[Xastir] Portable Digipeater Antenna?

Ray Wells vk2tv at exemail.com.au
Sun Jul 1 18:04:09 EDT 2007


Jason Winningham wrote:

>
> On Jul 1, 2007, at 4:23 PM, Ray Wells wrote:
>
>> Given that a J-pole is only a dipole with an alternative feed  method 
>> (i.e. at the end rather than the centre), I have to wonder  where 
>> this gain comes from.
>
>
>
> beats me, but when we fly 'em on the balloons, the J-pole has a  
> better range.  Could be that the lack of a balun isn't so bad with a  
> J-pole than with a dipole.  Could be some other construction issue, too.
>
> -Jason
> kg4wsv
>
>
>
Was it a very old (about 35 years ago) QST article that headlined "My 
Dipole Has A Gain Of 79dB"?

The crux of the article was that you need to know what you're comparing 
with. In the magazine article the comparison was with a dummy load!!

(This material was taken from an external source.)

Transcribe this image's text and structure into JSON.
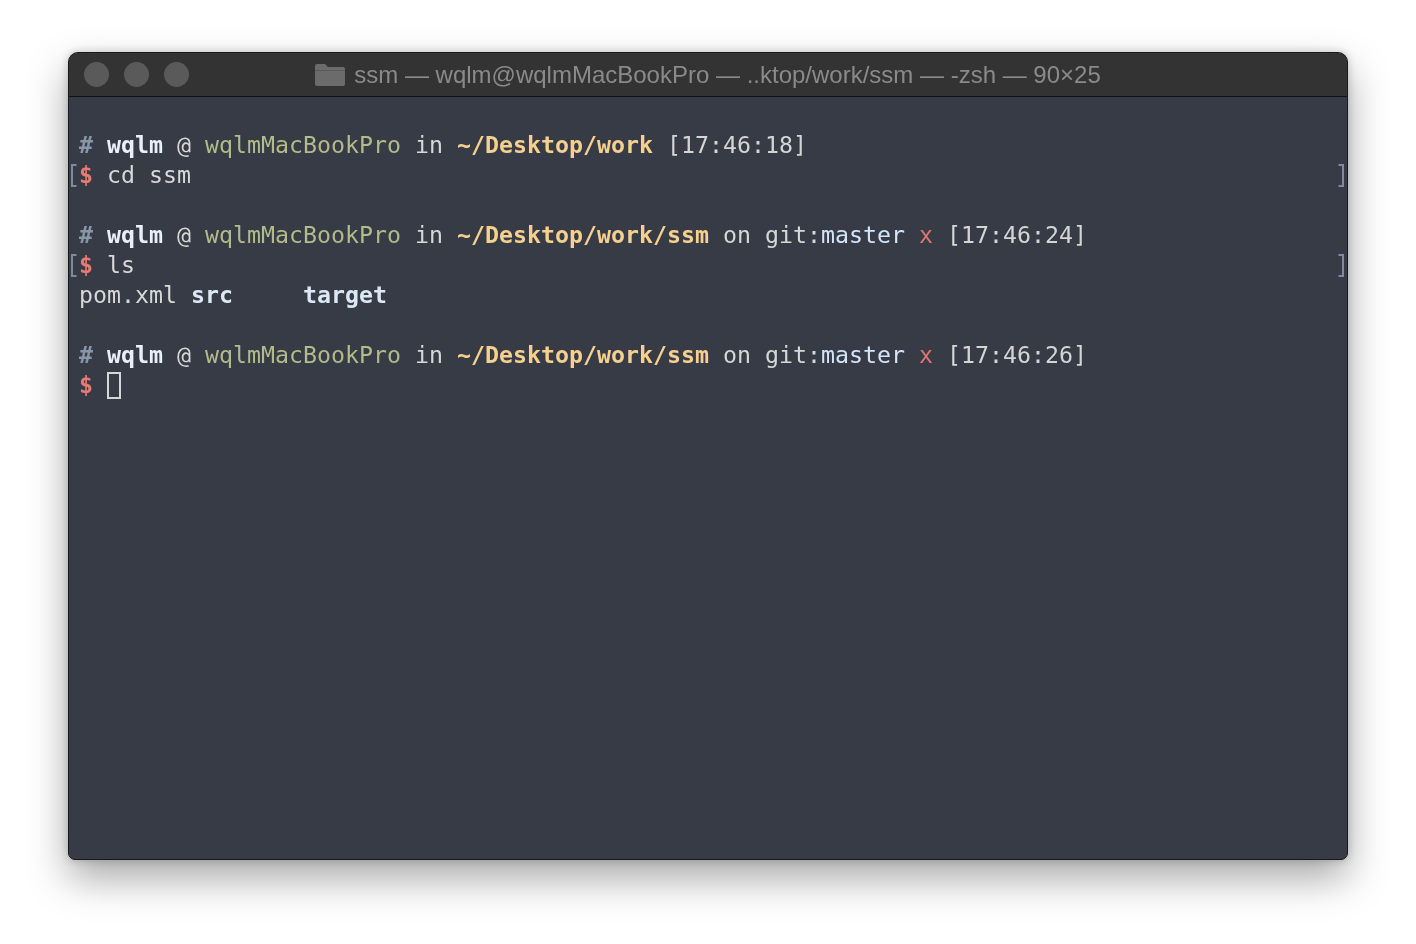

When you run them in a balloon, do you hang the J-pole down from the 
balloon?

The reason I ask is that a dipole has maximum radiation at right angle 
to the element. An end-fed dipole is no different, providing the pattern 
isn't being disturbed by "something". The J-pole, being an end-fed 
dipole "should" be the same.

Here's the "but". If the feed section of a J-pole radiates (and it often 
does), it radiates out of phase with the dipole element,  causing the 
radiation pattern to move away from being at right angles to the 
element. With an inverted J-pole, i.e. one hanging down from the ballon, 
the antenna pattern would have downward tilt, a desirable characteristic 
given the height a balloon can achieve.

This could be a case of having the antenna pattern where you want it 
rather than the absolute gain of the antenna, a case where your 
particular antenna does indeed work better than some others.